Делакруа | страница 30



«Божественная комедия» была написана энергично и зло.

Бесподобные терцины Данте, мокрое серое небо с голубыми прорехами, красные рожи соседей, запах пороха и этот постоянно кружащийся вихрь, пламя души, водоворот, уже ревущий в глубинах спокойного озера, в его меланхолических водах; в головах возникал иной вариант романтизма, яростный, бессердечный и злой — романтизм контрреставрации.

Эжен возвращался в Париж обычно в конце декабря, накануне праздника святого Сильвестра. Он сопровождал Шарля в лицей, где сам был пансионером недавно, и водворялся на свое зимнее жительство, в маленькую квартиру на улице де ля Планш. Отсюда в Буакский лес обратными дилижансами, по дорогам, аккуратно усыпанным гравием, никуда не спеша, еженедельно шли письма. Эжен добросовестно писал Генриетте, сообщая о здоровье Шарля, о его лицейских успехах, о своих делах и намерениях, о парижских новостях, даже о модах. Но главными в этих письмах были франки и су, франки и су...

Здесь начиналась другая жизнь, в которой не было провинциального изобилия, жизнь очень скудная: постоянно надо было считать.

«Дилижанс до Парижа....12 фр.

Прачке за Шарля.....1 фр.

Печнику.........7 фр. 30».

Потом снова: прачке, печнику, аптекарю, консьержке; снова консьержке и т.д., регулярно, все время.

Кроме несуществующих доходов с имения в Буакском лесу, на долю Эжена приходилась доля в полторы тысячи франков с ежегодной ренты, которую приносил склад табака в О-де-Шапель, в свое время купленный матерью. Тысяча пятьсот франков в год — это примерно четыре франка в день. Средний заработок парижского рабочего составлял тогда около полутора франков. Рабочие жили как нищие — они ютились в подвалах с ослизлыми стенами и варили мясо лишь по воскресеньям. Жить в три раза лучше рабочего — значило жить в законченной бедности, питаться впроголодь и мечтать о новых панталонах — это был грандиозный расход. Между тем Эжен к тому времени стал законченным франтом Генриетта относилась без должного участия к возрастающим потребностям своего младшего брата. Кроме того, она предоставляла ему оплачивать разные мелочи: стирку для Шарля, чаевые консьержке и прочее, не считая нужным высылать своевременно деньги.
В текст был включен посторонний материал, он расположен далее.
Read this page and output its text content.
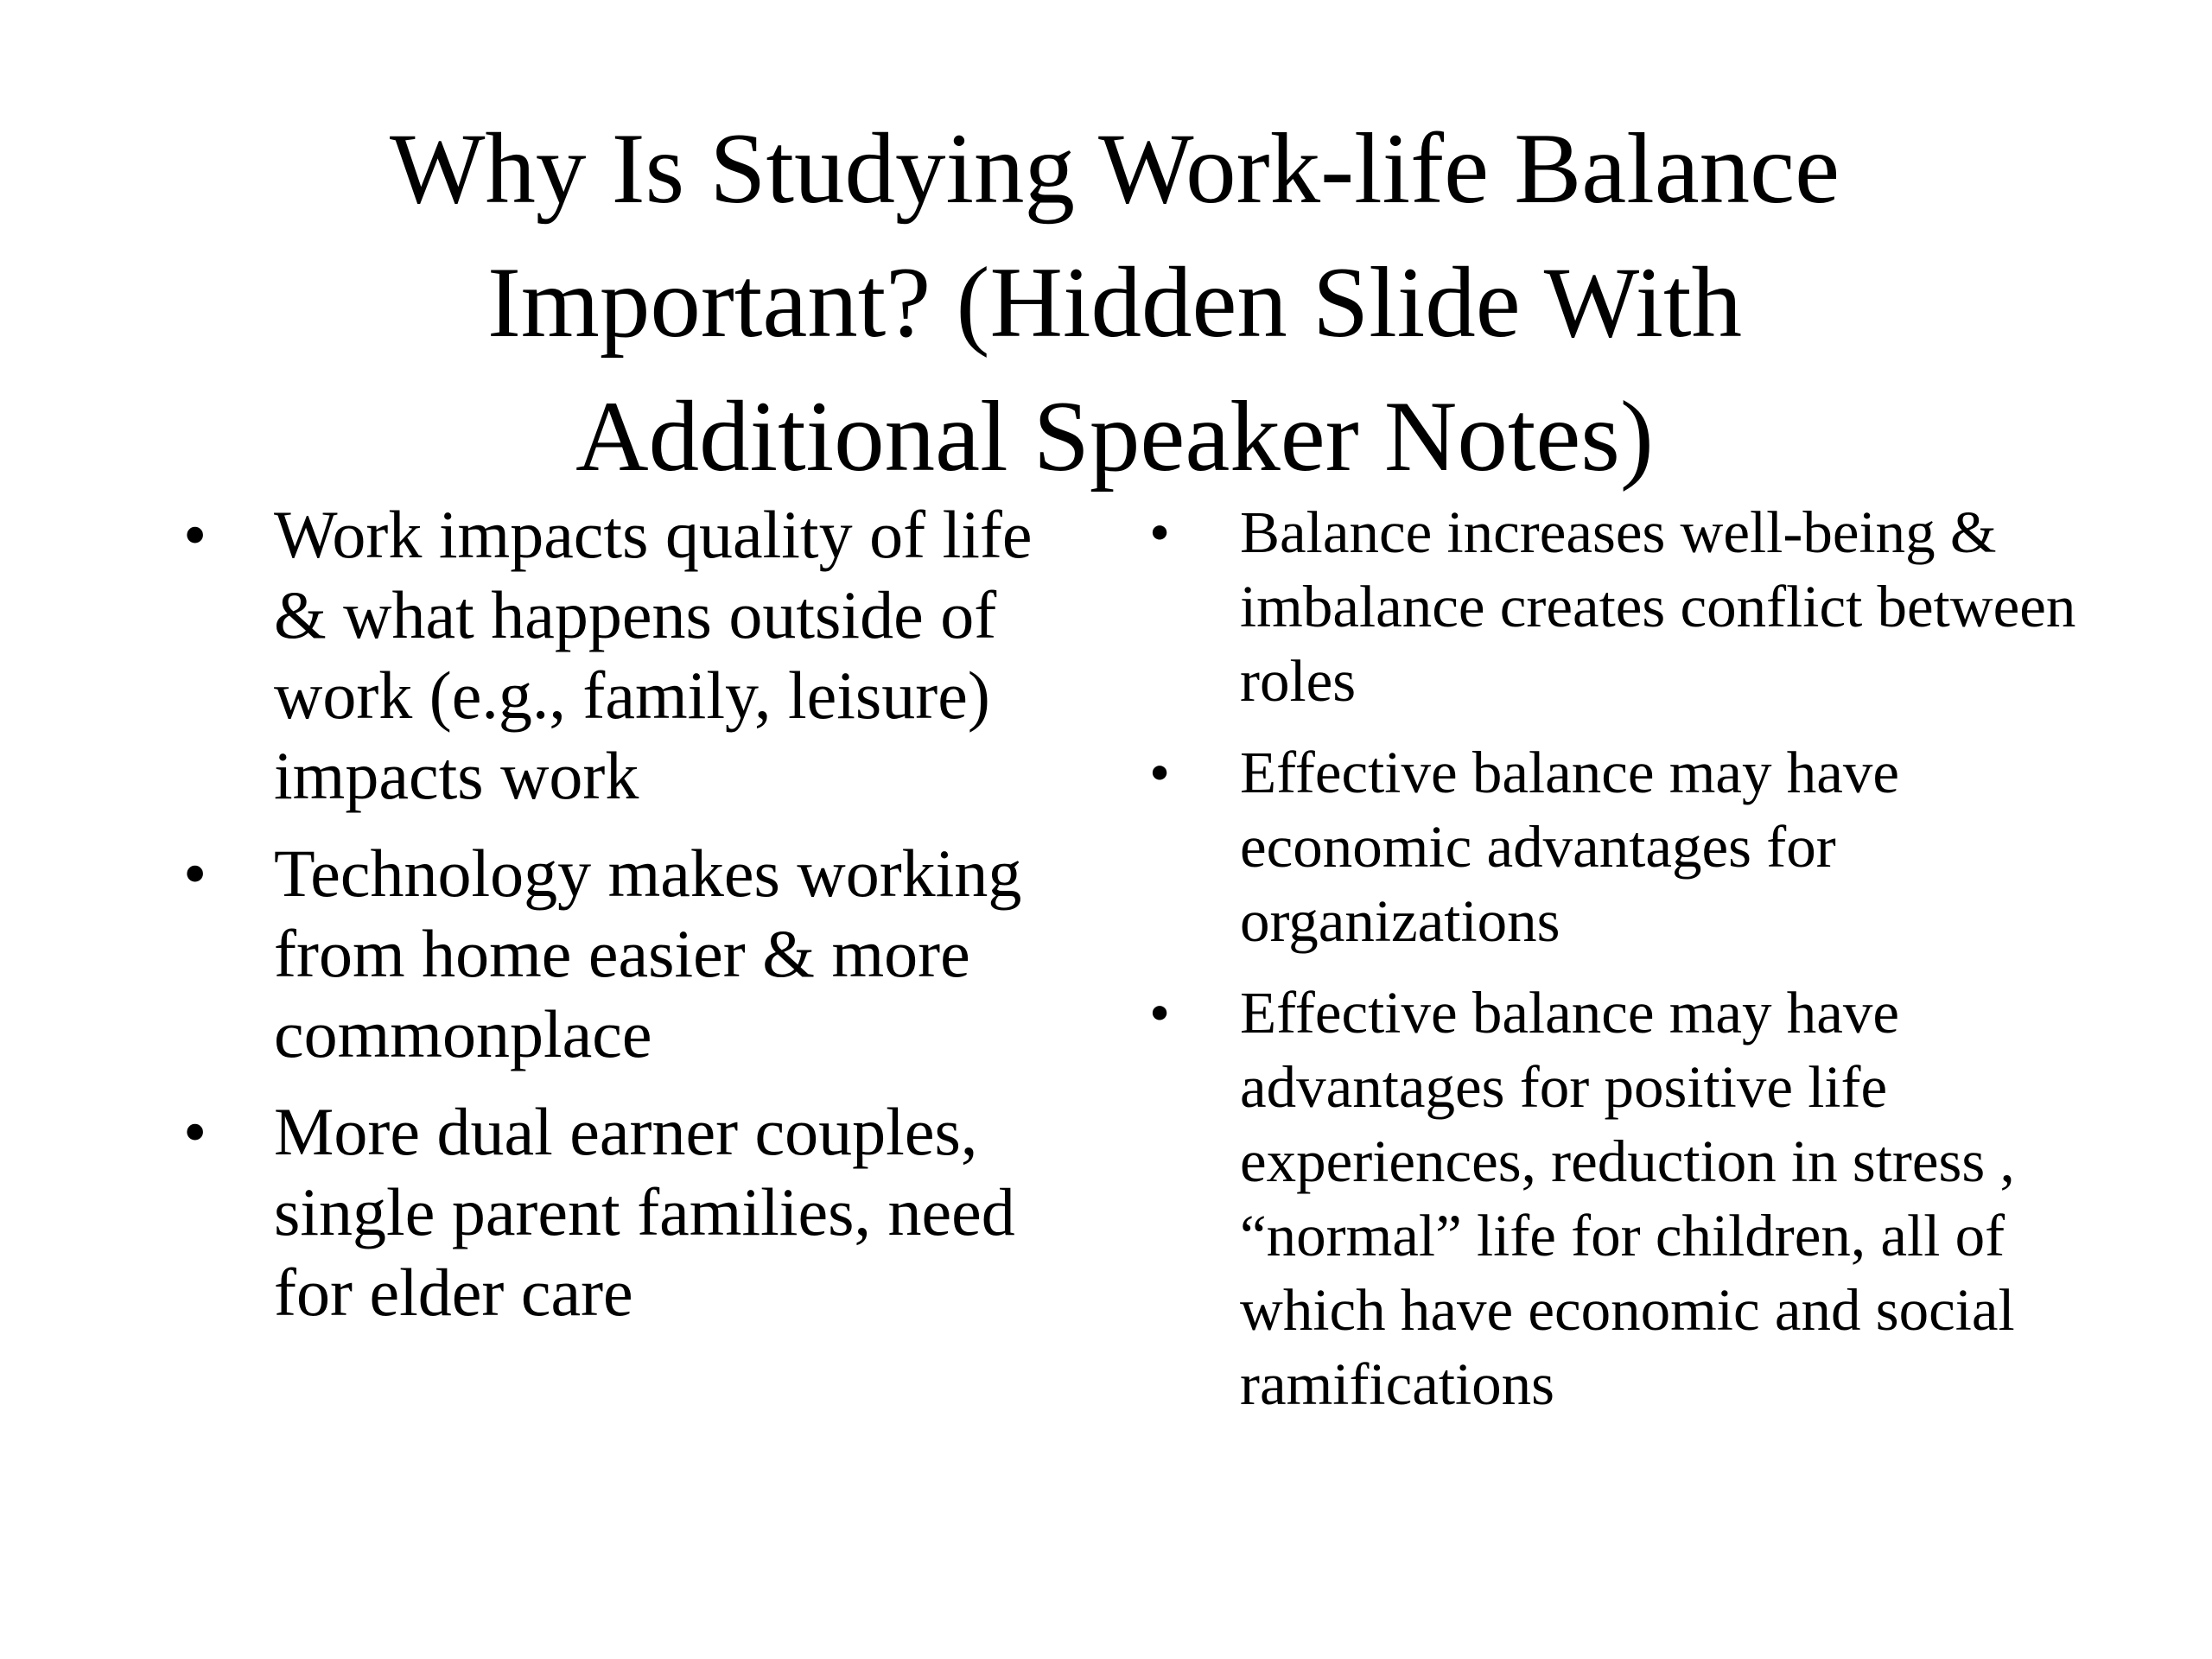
Why Is Studying Work-life Balance
Important? (Hidden Slide With
Additional Speaker Notes)
• Work impacts quality of life & what happens outside of work (e.g., family, leisure) impacts work
• Technology makes working from home easier & more commonplace
• More dual earner couples, single parent families, need for elder care
•	Balance increases well-being & imbalance creates conflict between roles
•	Effective balance may have economic advantages for organizations
•	Effective balance may have advantages for positive life experiences, reduction in stress , “normal” life for children, all of which have economic and social ramifications
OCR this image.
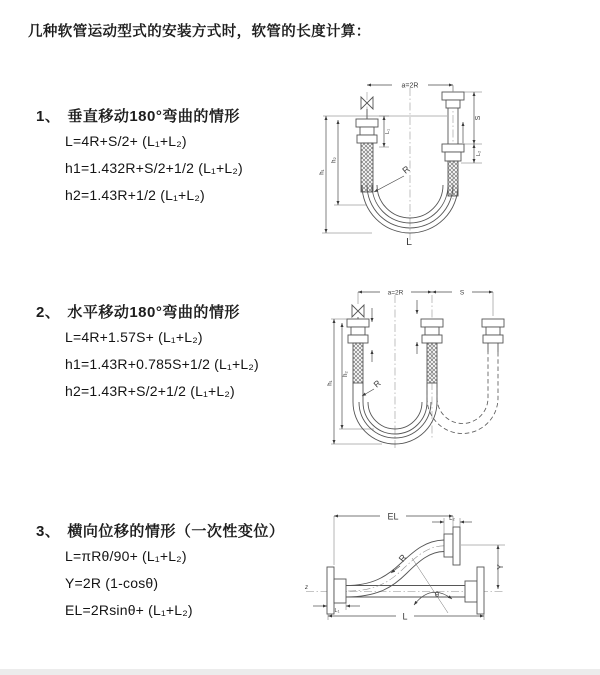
几种软管运动型式的安装方式时，软管的长度计算：
1、 垂直移动180°弯曲的情形
L=4R+S/2+ (L₁+L₂)
h1=1.432R+S/2+1/2 (L₁+L₂)
h2=1.43R+1/2 (L₁+L₂)
2、 水平移动180°弯曲的情形
L=4R+1.57S+ (L₁+L₂)
h1=1.43R+0.785S+1/2 (L₁+L₂)
h2=1.43R+S/2+1/2 (L₁+L₂)
3、 横向位移的情形（一次性变位）
L=πRθ/90+ (L₁+L₂)
Y=2R (1-cosθ)
EL=2Rsinθ+ (L₁+L₂)
a=2R
L₁
S
L₂
h₁
h₂
R
L
a=2R	S
h₁
h₂
R
z
EL	L₂
Y
R
θ
L₁
L
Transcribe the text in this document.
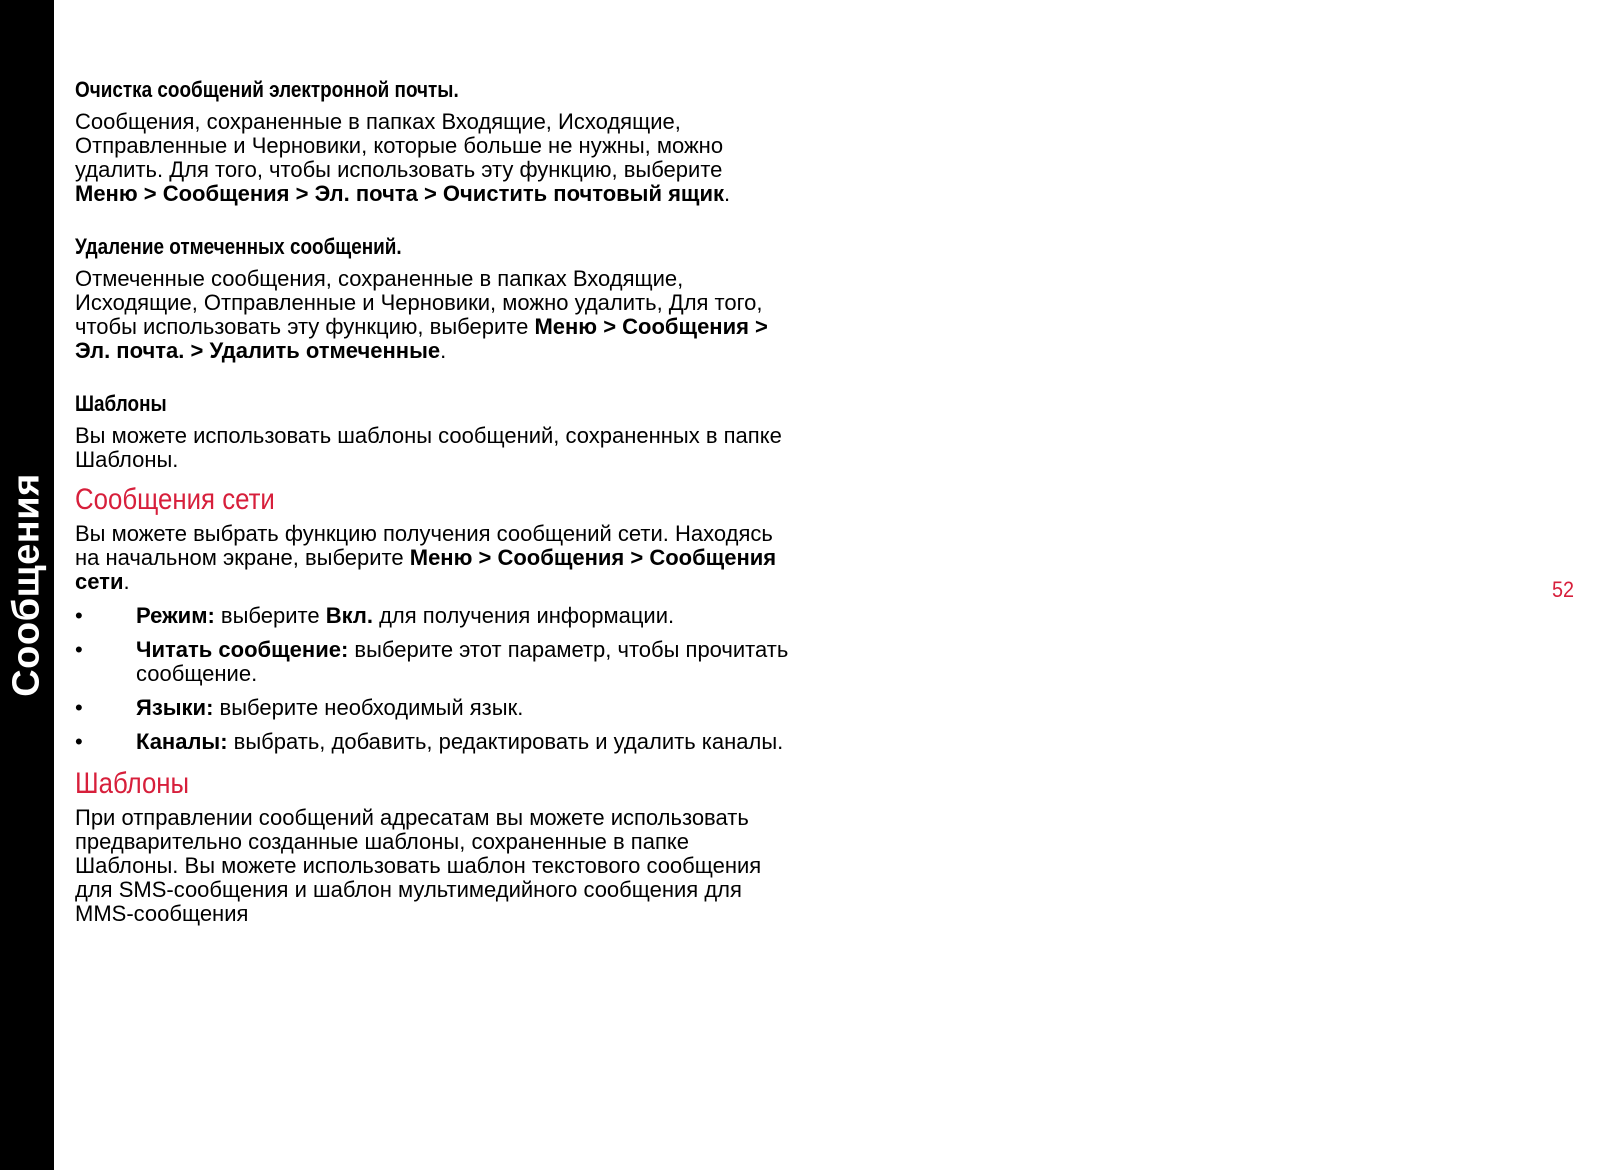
Сообщения
Очистка сообщений электронной почты.
Сообщения, сохраненные в папках Входящие, Исходящие, Отправленные и Черновики, которые больше не нужны, можно удалить. Для того, чтобы использовать эту функцию, выберите Меню > Сообщения > Эл. почта > Очистить почтовый ящик.
Удаление отмеченных сообщений.
Отмеченные сообщения, сохраненные в папках Входящие, Исходящие, Отправленные и Черновики, можно удалить, Для того, чтобы использовать эту функцию, выберите Меню > Сообщения > Эл. почта. > Удалить отмеченные.
Шаблоны
Вы можете использовать шаблоны сообщений, сохраненных в папке Шаблоны.
Сообщения сети
Вы можете выбрать функцию получения сообщений сети. Находясь на начальном экране, выберите Меню > Сообщения > Сообщения сети.
•	Режим: выберите Вкл. для получения информации.
•	Читать сообщение: выберите этот параметр, чтобы прочитать сообщение.
•	Языки: выберите необходимый язык.
•	Каналы: выбрать, добавить, редактировать и удалить каналы.
Шаблоны
При отправлении сообщений адресатам вы можете использовать предварительно созданные шаблоны, сохраненные в папке Шаблоны. Вы можете использовать шаблон текстового сообщения для SMS-сообщения и шаблон мультимедийного сообщения для MMS-сообщения
52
Мало того, она постоянно упрекала Эжена в расточительности, в которой он отнюдь не был повинен: напротив, жизнь начинала уже приучать его к некоторой скаредности.

Все это раздражало Эжена, и иногда он взрывался:

«Откуда ты взяла, будто я полагаю, что вы купаетесь в деньгах? Много ли я докучал вам просьбами по этому поводу? Не идет ли речь о тех трех месяцах, что я платил портье и получил теперь от вас эту сумму?.. Говорил ли я тебе о расходах на модель? Я должен еще за холст в течение четырех месяцев, и я обязан в конце концов заплатить. Я должен был, конечно, посчитать все, во что я обошелся с тех пор, как был в колыбели.